Nike has announced that it anticipates a significant increase in costs, projected at around $1 billion (£728 million), as a direct result of Donald Trump’s tariff war. This financial strain comes as the sportswear giant seeks to diminish its manufacturing footprint in China. Over the past year, Nike's market value has plummeted by a third, prompting the company to take decisive actions to alleviate the financial burden. These measures include raising prices in the United States and diversifying its sourcing strategies by looking to other countries for production.
Matthew Friend, Nike’s chief financial officer, stated, “These tariffs represent a new and meaningful cost headwind.” He further elaborated that, with the current tariff rates in effect, the company estimates a gross incremental cost increase of approximately $1 billion. Friend emphasized that Nike intends to fully mitigate the impact of these financial headwinds over time.
Last year, nearly 60% of all Nike-branded apparel was produced in Vietnam, China, and Cambodia, while Vietnam, Indonesia, and China accounted for an impressive 95% of all Nike footwear manufacturing. “We have strong relationships with our factory partners, and our leadership team is experienced in managing through disruption,” Friend noted.
In light of the challenges posed by tariffs, Friend mentioned that Nike has consistently been a leading payer of US duties. The company plans to optimize its sourcing mix and adjust production allocations across different countries to counteract the new cost pressures in the United States. Despite the 60% tariff rate imposed by the US, which represents approximately 16% of footwear imports, manufacturing capacity and capability remain a priority for Nike.

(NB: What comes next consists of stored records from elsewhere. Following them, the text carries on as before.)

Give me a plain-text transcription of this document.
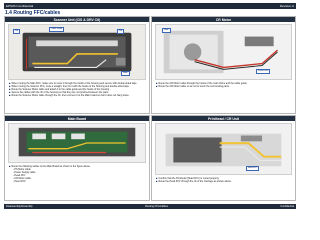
EPSON Confidential	Revision A
1.4 Routing FFC/cables
Scanner Unit (CIS & DRV Ctl)
Rib
Cable Guide
Rib
Hook
■When routing the Main FFC, make sure to route it through the hooks of the housing and secure with double-sided tape.
■When routing the Scanner FFC, route it straight, then fix it with the hooks of the Housing and double-sided tape.
■Route the Scanner Motor cable and attach it to the cable guide and the hooks of the housing.
■Secure the cables with the rib of the housing so that they are not pinched between the parts.
■Route the Scanner Motor cable through the rib, then connect it to the Main board so that it does not hang loose.
CR Motor
Hook
Ferrite core
■Route the CR Motor cable through the hooks of the main frame and the cable guide.
■Route the CR Motor cable so as not to touch the surrounding parts.
Main Board
■Route the following cables to the Main Board as shown in the figure above.
–PS Motor cable
–Power Supply cable
–Head FFC
–CR Motor cable
–Panel FFC
Printhead / CR Unit
Head FFC
■Confirm that the Printhead (Head FFC) is routed properly.
■Route the Head FFC through the rib of the Carriage as shown above.
Disassembly/Assembly	Routing FFC/cables	Confidential
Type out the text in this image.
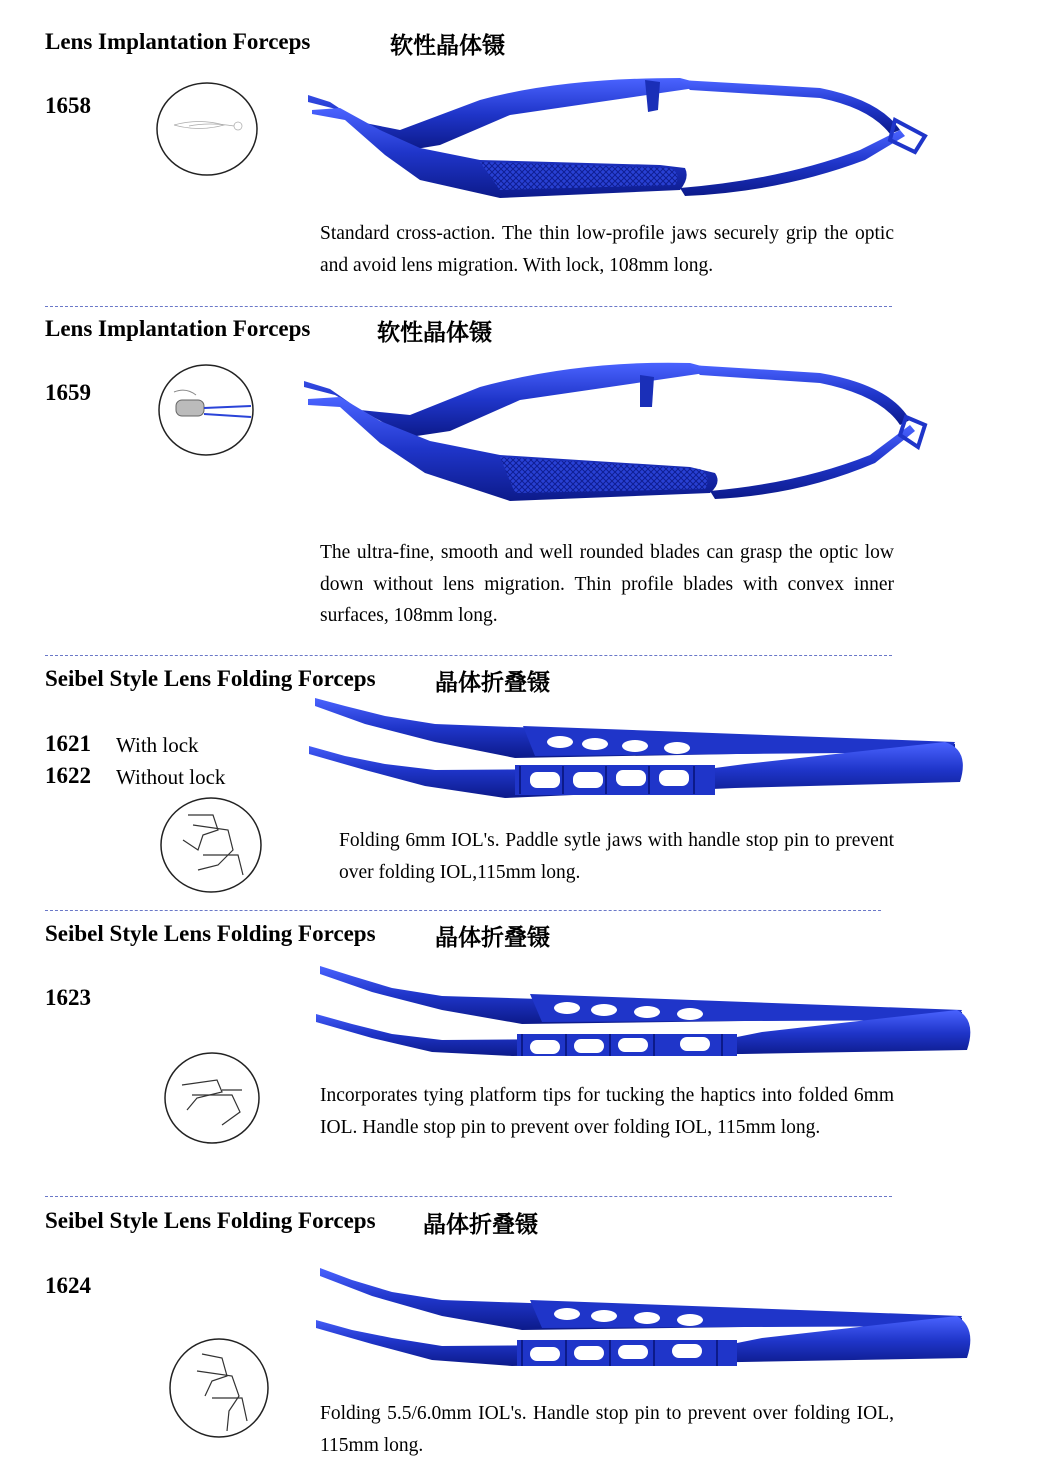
Lens Implantation Forceps	软性晶体镊
1658
Standard cross-action. The thin low-profile jaws securely grip the optic and avoid lens migration. With lock, 108mm long.
Lens Implantation Forceps	软性晶体镊
1659
The ultra-fine, smooth and well rounded blades can grasp the optic low down without lens migration. Thin profile blades with convex inner surfaces, 108mm long.
Seibel Style Lens Folding Forceps	晶体折叠镊
1621 With lock
1622 Without lock
Folding 6mm IOL's. Paddle sytle jaws with handle stop pin to prevent over folding IOL,115mm long.
Seibel Style Lens Folding Forceps	晶体折叠镊
1623
Incorporates tying platform tips for tucking the haptics into folded 6mm IOL. Handle stop pin to prevent over folding IOL, 115mm long.
Seibel Style Lens Folding Forceps 晶体折叠镊
1624
Folding 5.5/6.0mm IOL's. Handle stop pin to prevent over folding IOL, 115mm long.
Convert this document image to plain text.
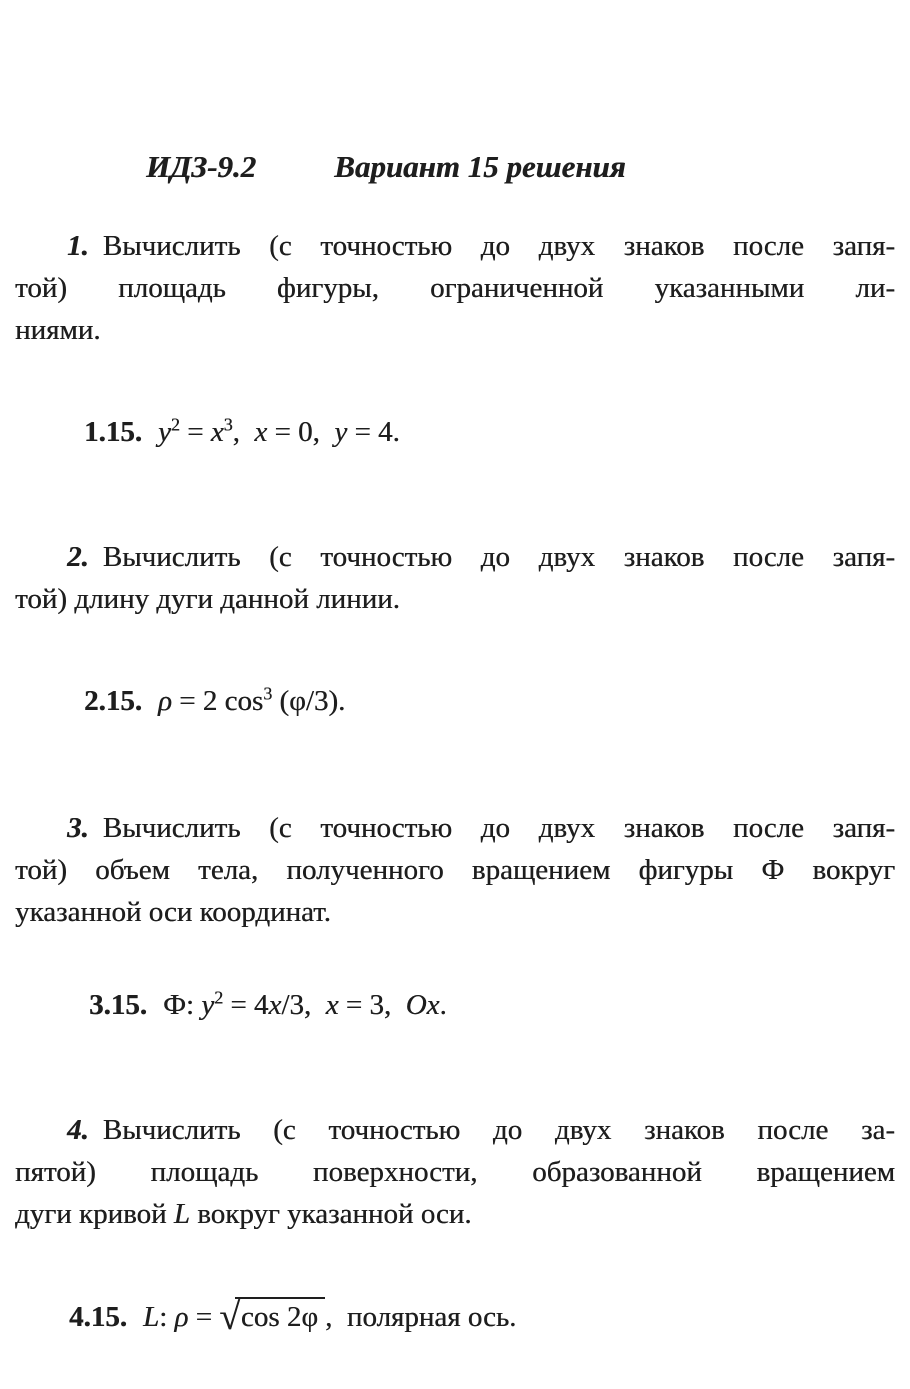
ИДЗ-9.2	Вариант 15 решения
1. Вычислить (с точностью до двух знаков после запя-
той) площадь фигуры, ограниченной указанными ли-
ниями.

1.15. $y^2 = x^3$,  x = 0,  y = 4.

2. Вычислить (с точностью до двух знаков после запя-
той) длину дуги данной линии.

2.15. ρ = 2 $\cos^3 (\varphi/3)$.

3. Вычислить (с точностью до двух знаков после запя-
той) объем тела, полученного вращением фигуры Ф вокруг
указанной оси координат.

3.15. Ф: $y^2 = 4x/3$,  x = 3,  Ox.

4. Вычислить (с точностью до двух знаков после за-
пятой) площадь поверхности, образованной вращением
дуги кривой L вокруг указанной оси.

4.15. L: ρ = √cos 2φ ,  полярная ось.
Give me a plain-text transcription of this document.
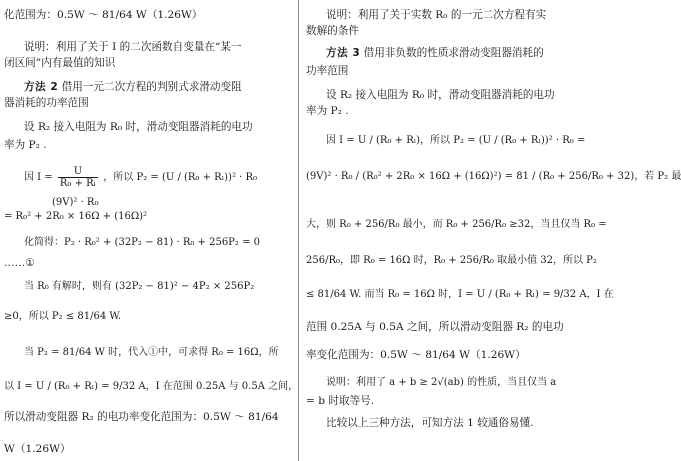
化范围为：0.5W ～ 81/64 W（1.26W）
说明：利用了关于 I 的二次函数自变量在“某一
闭区间”内有最值的知识
方法 2 借用一元二次方程的判别式求滑动变阻
器消耗的功率范围
设 R₂ 接入电阻为 R₀ 时，滑动变阻器消耗的电功
率为 P₂ .
因 $I = \frac{U}{\text{R₀ + Rₗ}}$ ，所以 P₂ = (U / (R₀ + Rₗ))² · R₀
(9V)² · R₀
= R₀² + 2R₀ × 16Ω + (16Ω)²
化简得：P₂ · R₀² + (32P₂ − 81) · R₀ + 256P₂ = 0
……①
当 R₀ 有解时，则有 (32P₂ − 81)² − 4P₂ × 256P₂
≥0，所以 P₂ ≤ 81/64 W.
当 P₂ = 81/64 W 时，代入①中，可求得 R₀ = 16Ω，所
以 I = U / (R₀ + Rₗ) = 9/32 A，I 在范围 0.25A 与 0.5A 之间，
所以滑动变阻器 R₂ 的电功率变化范围为：0.5W ～ 81/64
W（1.26W）
说明：利用了关于实数 R₀ 的一元二次方程有实
数解的条件
方法 3 借用非负数的性质求滑动变阻器消耗的
功率范围
设 R₂ 接入电阻为 R₀ 时，滑动变阻器消耗的电功
率为 P₂ .
因 I = U / (R₀ + Rₗ)，所以 P₂ = (U / (R₀ + Rₗ))² · R₀ =
(9V)² · R₀ / (R₀² + 2R₀ × 16Ω + (16Ω)²) = 81 / (R₀ + 256/R₀ + 32)，若 P₂ 最
大，则 R₀ + 256/R₀ 最小，而 R₀ + 256/R₀ ≥32，当且仅当 R₀ =
256/R₀，即 R₀ = 16Ω 时，R₀ + 256/R₀ 取最小值 32，所以 P₂
≤ 81/64 W. 而当 R₀ = 16Ω 时，I = U / (R₀ + Rₗ) = 9/32 A，I 在
范围 0.25A 与 0.5A 之间，所以滑动变阻器 R₂ 的电功
率变化范围为：0.5W ～ 81/64 W（1.26W）
说明：利用了 a + b ≥ 2√(ab) 的性质，当且仅当 a
= b 时取等号.
比较以上三种方法，可知方法 1 较通俗易懂.
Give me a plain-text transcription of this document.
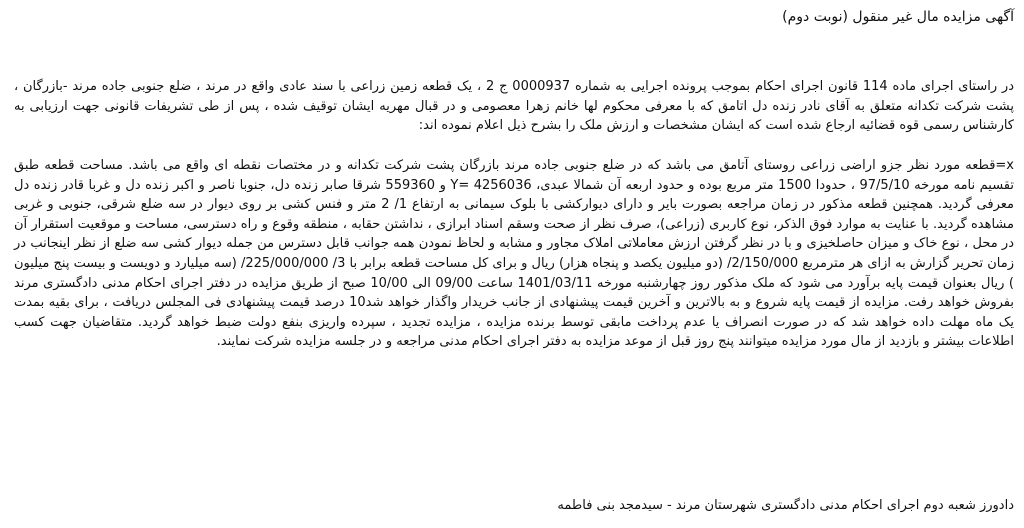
آگهی مزایده مال غیر منقول (نوبت دوم)

در راستای اجرای ماده 114 قانون اجرای احکام بموجب پرونده اجرایی به شماره 0000937 ج 2 ، یک قطعه زمین زراعی با سند عادی واقع در مرند ، ضلع جنوبی جاده مرند -بازرگان ، پشت شرکت تکدانه متعلق به آقای نادر زنده دل اتامق که با معرفی محکوم لها خانم زهرا معصومی و در قبال مهریه ایشان توقیف شده ، پس از طی تشریفات قانونی جهت ارزیابی به کارشناس رسمی قوه قضائیه ارجاع شده است که ایشان مشخصات و ارزش ملک را بشرح ذیل اعلام نموده اند:

x=قطعه مورد نظر جزو اراضی زراعی روستای آتامق می باشد که در ضلع جنوبی جاده مرند بازرگان پشت شرکت تکدانه و در مختصات نقطه ای واقع می باشد. مساحت قطعه طبق تقسیم نامه مورخه 97/5/10 ، حدودا 1500 متر مربع بوده و حدود اربعه آن شمالا عبدی، 4256036 =Y و 559360 شرقا صابر زنده دل، جنوبا ناصر و اکبر زنده دل و غربا قادر زنده دل معرفی گردید. همچنین قطعه مذکور در زمان مراجعه بصورت بایر و دارای دیوارکشی با بلوک سیمانی به ارتفاع 1/ 2 متر و فنس کشی بر روی دیوار در سه ضلع شرقی، جنوبی و غربی مشاهده گردید. با عنایت به موارد فوق الذکر، نوع کاربری (زراعی)، صرف نظر از صحت وسقم اسناد ابرازی ، نداشتن حقابه ، منطقه وقوع و راه دسترسی، مساحت و موقعیت استقرار آن در محل ، نوع خاک و میزان حاصلخیزی و با در نظر گرفتن ارزش معاملاتی املاک مجاور و مشابه و لحاظ نمودن همه جوانب قابل دسترس من جمله دیوار کشی سه ضلع از نظر اینجانب در زمان تحریر گزارش به ازای هر مترمربع 2/150/000/ (دو میلیون یکصد و پنجاه هزار) ریال و برای کل مساحت قطعه برابر با 3/ 225/000/000/ (سه میلیارد و دویست و بیست پنج میلیون ) ریال بعنوان قیمت پایه برآورد می شود که ملک مذکور روز چهارشنبه مورخه 1401/03/11 ساعت 09/00 الی 10/00 صبح از طریق مزایده در دفتر اجرای احکام مدنی دادگستری مرند بفروش خواهد رفت. مزایده از قیمت پایه شروع و به بالاترین و آخرین قیمت پیشنهادی از جانب خریدار واگذار خواهد شد10 درصد قیمت پیشنهادی فی المجلس دریافت ، برای بقیه بمدت یک ماه مهلت داده خواهد شد که در صورت انصراف یا عدم پرداخت مابقی توسط برنده مزایده ، مزایده تجدید ، سپرده واریزی بنفع دولت ضبط خواهد گردید. متقاضیان جهت کسب اطلاعات بیشتر و بازدید از مال مورد مزایده میتوانند پنج روز قبل از موعد مزایده به دفتر اجرای احکام مدنی مراجعه و در جلسه مزایده شرکت نمایند.

دادورز شعبه دوم اجرای احکام مدنی دادگستری شهرستان مرند - سیدمجد بنی فاطمه
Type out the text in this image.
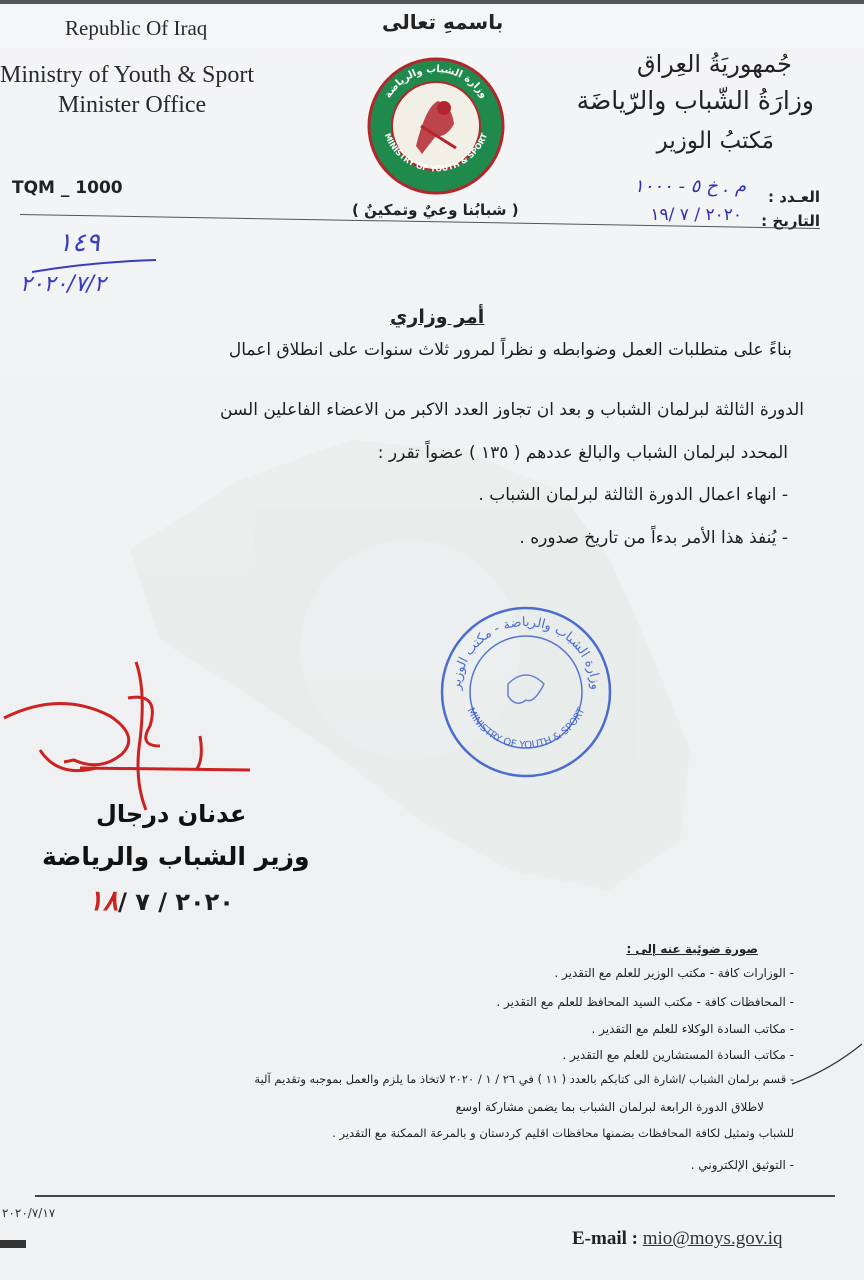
Republic Of Iraq
Ministry of Youth & Sport
Minister Office
جُمهوريَةُ العِراق
وزارَةُ الشّباب والرّياضَة
مَكتبُ الوزير
باسمهِ تعالى
وزارة الشباب والرياضة
MINISTRY OF YOUTH & SPORT
( شبابُنا وعيٌ وتمكينٌ )
TQM _ 1000	العـدد :
م . خ ٥ - ١٠٠٠
التاريخ :
٢٠٢٠ / ٧ /١٩
١٤٩
٢٠٢٠/٧/٢
أمر وزاري
بناءً على متطلبات العمل وضوابطه و نظراً لمرور ثلاث سنوات على انطلاق اعمال
الدورة الثالثة لبرلمان الشباب و بعد ان تجاوز العدد الاكبر من الاعضاء الفاعلين السن
المحدد لبرلمان الشباب والبالغ عددهم ( ١٣٥ ) عضواً تقرر :
- انهاء اعمال الدورة الثالثة لبرلمان الشباب .
- يُنفذ هذا الأمر بدءاً من تاريخ صدوره .
وزارة الشباب والرياضة - مكتب الوزير
MINISTRY OF YOUTH & SPORT
عدنان درجال
وزير الشباب والرياضة
٢٠٢٠ / ٧ /١٨
صورة ضوئية عنه إلى :
- الوزارات كافة - مكتب الوزير للعلم مع التقدير .
- المحافظات كافة - مكتب السيد المحافظ للعلم مع التقدير .
- مكاتب السادة الوكلاء للعلم مع التقدير .
- مكاتب السادة المستشارين للعلم مع التقدير .
- قسم برلمان الشباب /اشارة الى كتابكم بالعدد ( ١١ ) في ٢٦ / ١ / ٢٠٢٠ لاتخاذ ما يلزم والعمل بموجبه وتقديم آلية
لاطلاق الدورة الرابعة لبرلمان الشباب بما يضمن مشاركة اوسع
للشباب وتمثيل لكافة المحافظات بضمنها محافظات اقليم كردستان و بالمرعة الممكنة مع التقدير .
- التوثيق الإلكتروني .
٢٠٢٠/٧/١٧
E-mail : mio@moys.gov.iq
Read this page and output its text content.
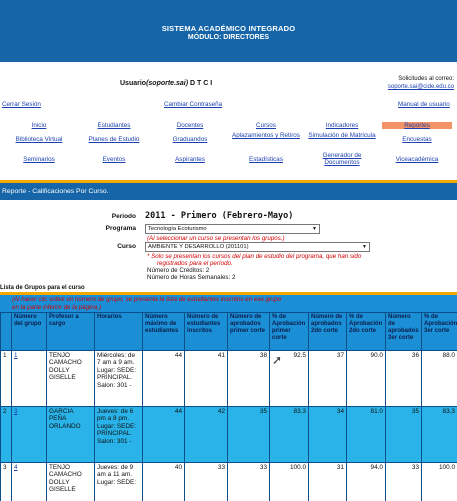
SISTEMA ACADÉMICO INTEGRADO
MÓDULO: DIRECTORES
Usuario(soporte.sai) D T C I
Solicitudes al correo:
soporte.sai@cide.edu.co
Cerrar Sesión	Cambiar Contraseña	Manual de usuario
Inicio	Estudiantes	Docentes	Cursos	Indicadores	Reportes
Biblioteca Virtual	Planes de Estudio	Graduandos
Aplazamientos y Retiros Simulación de Matrícula
Encuestas
Seminarios	Eventos	Aspirantes	Estadísticas
Generador de Documentos	Viceacadémica
Reporte - Calificaciones Por Curso.
Periodo 2011 - Primero (Febrero-Mayo)
Programa	Tecnología Ecoturismo	▼
(Al seleccionar un curso se presentan los grupos.)
Curso	AMBIENTE Y DESARROLLO (201101)	▼
* Solo se presentan los cursos del plan de estudio del programa, que han sido
registrados para el período.
Número de Créditos: 2
Número de Horas Semanales: 2
Lista de Grupos para el curso
(Al hacer clic sobre un número de grupo, se presenta la lista de estudiantes inscritos en ese grupo
en la parte inferior de la página.)
	Número del grupo	Profesor a cargo	Horarios	Número máximo de estudiantes	Número de estudiantes inscritos	Número de aprobados primer corte	% de Aprobación primer corte	Número de aprobados 2do corte	% de Aprobación 2do corte	Número de aprobados 3er corte	% de Aprobación 3er corte
1	1	TENJO CAMACHO DOLLY GISELLE	Miércoles: de 7 am a 9 am. Lugar: SEDE: PRINCIPAL. Salon: 301 -	44	41	38	92.5	37	90.0	36	88.0
2	3	GARCIA PEÑA ORLANDO	Jueves: de 6 pm a 8 pm. Lugar: SEDE: PRINCIPAL. Salon: 301 -	44	42	35	83.3	34	81.0	35	83.3
3	4	TENJO CAMACHO DOLLY GISELLE	Jueves: de 9 am a 11 am. Lugar: SEDE:	40	33	33	100.0	31	94.0	33	100.0
➚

To minimize the impact on consumers, Friend acknowledged that the business is actively working on strategies to mitigate costs. However, he also confirmed that a “surgical price increase” will be implemented in the US starting this autumn. Additionally, Nike aims to reduce overhead costs through a process of “corporate cost reduction.”
Friend’s remarks come in the wake of Nike reporting its most disappointing quarterly earnings in over three years, with revenues declining by 12% to $11.1 billion during the three months ending in May. Elliott Hill, Nike’s chief executive, acknowledged, “The results are where we planned. That said, we’re not happy with where we are.”
Mamta Valechha, an analyst at Quilter Cheviot, commented on Nike's performance, stating, “Nike continues to slump, with its fourth quarter being the worst in at least two decades.” She indicated that the figures suggest Nike “may nearly be at rock bottom,” adding, “It has been a difficult period for Nike following the pandemic, and the threat of tariffs is simply not helping the situation for the company.”